FIG. 1 is a schematic diagram of a color image forming apparatus according to an embodiment of the present invention.

FIG. 2 is a diagram showing a relationship between a secondary transfer voltage and a batch transfer efficiency in a conventional color image forming apparatus.

[Explanation of symbols]

11 Intermediate Transfer Medium 12 Recording Medium 21 Photosensitive Drum 27 Transfer Roller v _P Process Speed L Width

Claims (5)

[Claims] 1. A color toner image is formed on an intermediate transfer medium by forming a toner image of each color on an image forming carrier and sequentially transferring the toner image to the intermediate transfer medium. In a color image forming apparatus for collectively transferring a toner image onto a recording medium by a secondary transfer unit to form a color image on the recording medium, (a) the secondary transfer unit is a transfer roller, and (b) the transfer. Roller resistance value is 1
A color image forming apparatus characterized by having a value of 0 ⁸ [Ω] or more. 2. A toner image of each color is formed on an image forming carrier, and the toner images are sequentially transferred to an intermediate transfer medium to form a color toner image on the intermediate transfer medium. In a color image forming apparatus for collectively transferring a toner image onto a recording medium by a secondary transfer unit to form a color image on the recording medium, (a) the secondary transfer unit is a transfer roller, and (b) the intermediate A color image forming apparatus characterized in that a combined resistance value of a transfer medium and a transfer roller is set to 10 ⁸ [Ω] or more. 3. A toner image of each color is formed on an image forming carrier, and the toner images are sequentially transferred to an intermediate transfer medium to form a color toner image on the intermediate transfer medium.
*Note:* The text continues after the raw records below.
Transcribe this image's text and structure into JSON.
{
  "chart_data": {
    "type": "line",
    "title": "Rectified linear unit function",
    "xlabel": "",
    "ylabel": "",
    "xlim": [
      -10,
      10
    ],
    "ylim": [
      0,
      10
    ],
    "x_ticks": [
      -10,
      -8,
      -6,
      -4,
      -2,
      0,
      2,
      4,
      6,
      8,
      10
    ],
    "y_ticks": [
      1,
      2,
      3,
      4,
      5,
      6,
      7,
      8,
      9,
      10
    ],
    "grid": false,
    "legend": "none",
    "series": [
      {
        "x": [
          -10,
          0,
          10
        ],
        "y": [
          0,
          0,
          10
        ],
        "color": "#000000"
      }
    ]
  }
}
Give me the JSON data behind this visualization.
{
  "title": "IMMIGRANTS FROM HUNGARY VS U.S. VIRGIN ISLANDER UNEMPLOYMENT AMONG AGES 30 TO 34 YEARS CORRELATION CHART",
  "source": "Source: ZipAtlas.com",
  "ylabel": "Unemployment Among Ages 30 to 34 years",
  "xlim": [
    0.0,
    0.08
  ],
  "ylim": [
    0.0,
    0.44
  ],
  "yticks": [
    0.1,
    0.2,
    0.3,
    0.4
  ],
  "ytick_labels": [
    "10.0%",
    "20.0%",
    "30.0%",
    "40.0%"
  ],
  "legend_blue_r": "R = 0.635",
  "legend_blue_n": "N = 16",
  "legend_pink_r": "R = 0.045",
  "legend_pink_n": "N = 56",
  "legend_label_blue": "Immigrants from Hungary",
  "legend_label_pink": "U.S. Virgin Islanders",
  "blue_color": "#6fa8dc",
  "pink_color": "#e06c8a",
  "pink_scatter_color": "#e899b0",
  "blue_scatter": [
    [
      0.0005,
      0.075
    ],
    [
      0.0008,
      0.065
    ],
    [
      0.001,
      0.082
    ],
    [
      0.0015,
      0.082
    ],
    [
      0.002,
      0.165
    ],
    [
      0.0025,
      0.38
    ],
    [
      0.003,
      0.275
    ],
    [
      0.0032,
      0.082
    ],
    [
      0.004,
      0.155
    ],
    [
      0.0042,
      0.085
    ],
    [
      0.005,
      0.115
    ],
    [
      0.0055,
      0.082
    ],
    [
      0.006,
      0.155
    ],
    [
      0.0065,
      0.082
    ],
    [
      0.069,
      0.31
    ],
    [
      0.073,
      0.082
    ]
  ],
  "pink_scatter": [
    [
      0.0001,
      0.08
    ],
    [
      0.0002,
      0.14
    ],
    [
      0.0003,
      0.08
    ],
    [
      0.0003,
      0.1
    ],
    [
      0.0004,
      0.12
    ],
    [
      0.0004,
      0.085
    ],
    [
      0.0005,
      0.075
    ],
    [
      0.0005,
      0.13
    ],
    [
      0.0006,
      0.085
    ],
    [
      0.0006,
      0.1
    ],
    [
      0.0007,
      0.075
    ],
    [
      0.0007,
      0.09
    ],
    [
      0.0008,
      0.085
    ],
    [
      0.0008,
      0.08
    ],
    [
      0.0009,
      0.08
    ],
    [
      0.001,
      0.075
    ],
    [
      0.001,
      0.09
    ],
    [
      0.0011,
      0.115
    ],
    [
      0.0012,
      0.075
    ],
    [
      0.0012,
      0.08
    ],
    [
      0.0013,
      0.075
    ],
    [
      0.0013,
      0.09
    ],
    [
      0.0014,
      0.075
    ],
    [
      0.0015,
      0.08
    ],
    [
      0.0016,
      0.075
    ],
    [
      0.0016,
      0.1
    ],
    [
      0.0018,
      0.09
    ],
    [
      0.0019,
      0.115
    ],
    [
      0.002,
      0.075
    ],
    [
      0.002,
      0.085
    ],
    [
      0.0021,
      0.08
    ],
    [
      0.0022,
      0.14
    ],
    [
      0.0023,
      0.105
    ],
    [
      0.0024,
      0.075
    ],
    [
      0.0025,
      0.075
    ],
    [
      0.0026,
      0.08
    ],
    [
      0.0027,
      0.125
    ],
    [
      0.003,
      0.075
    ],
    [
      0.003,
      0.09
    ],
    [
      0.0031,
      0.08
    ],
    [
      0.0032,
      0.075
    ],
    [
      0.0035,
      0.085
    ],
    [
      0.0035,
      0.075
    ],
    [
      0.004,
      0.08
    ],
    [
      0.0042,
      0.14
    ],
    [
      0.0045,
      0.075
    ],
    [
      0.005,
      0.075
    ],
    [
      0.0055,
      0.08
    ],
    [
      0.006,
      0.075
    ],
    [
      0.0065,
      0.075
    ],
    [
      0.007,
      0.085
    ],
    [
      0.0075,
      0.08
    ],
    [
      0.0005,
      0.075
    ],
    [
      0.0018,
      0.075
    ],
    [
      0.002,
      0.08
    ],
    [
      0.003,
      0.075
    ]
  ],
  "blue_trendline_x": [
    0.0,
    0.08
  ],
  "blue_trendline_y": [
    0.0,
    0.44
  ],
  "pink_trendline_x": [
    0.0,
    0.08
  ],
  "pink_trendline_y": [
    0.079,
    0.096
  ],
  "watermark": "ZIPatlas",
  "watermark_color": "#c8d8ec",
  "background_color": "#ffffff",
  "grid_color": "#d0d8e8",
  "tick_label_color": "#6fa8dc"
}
In a color image forming apparatus for collectively transferring a toner image onto a recording medium by a secondary transfer unit to form a color image on the recording medium, (a) the secondary transfer unit is a transfer roller, and (b) the intermediate When the combined resistance value of the transfer medium and the transfer roller is 10 ⁸ [Ω] or more, and (c) the process speed is v _P [m / s] and the width of the transfer roller is L [m], the transfer roller is 873 · v _P · L ~ 1782 · in the transfer section between the intermediate transfer medium and
v color image forming apparatus and supplying the secondary transfer current of _P · L [μA]. 4. A toner image of each color is formed on an image forming carrier, and the toner images are sequentially transferred to an intermediate transfer medium to form a color toner image on the intermediate transfer medium. In a color image forming apparatus for collectively transferring a toner image onto a recording medium by a secondary transfer means to form a color image on the recording medium, the resistance value of the intermediate transfer medium is set to 10 ⁸ [Ω] or more. And a color image forming apparatus. 5. A toner image of each color is formed on an image forming carrier, and the toner images are sequentially transferred to an intermediate transfer medium to form a color toner image on the intermediate transfer medium. In a color image forming apparatus in which toner images are collectively transferred onto a recording medium by a secondary transfer unit to form a color image on the recording medium, the volume resistivity of the intermediate transfer medium is 2.2 × 10 ⁹ [Ω · cm]. ] A color image forming apparatus characterized by the above.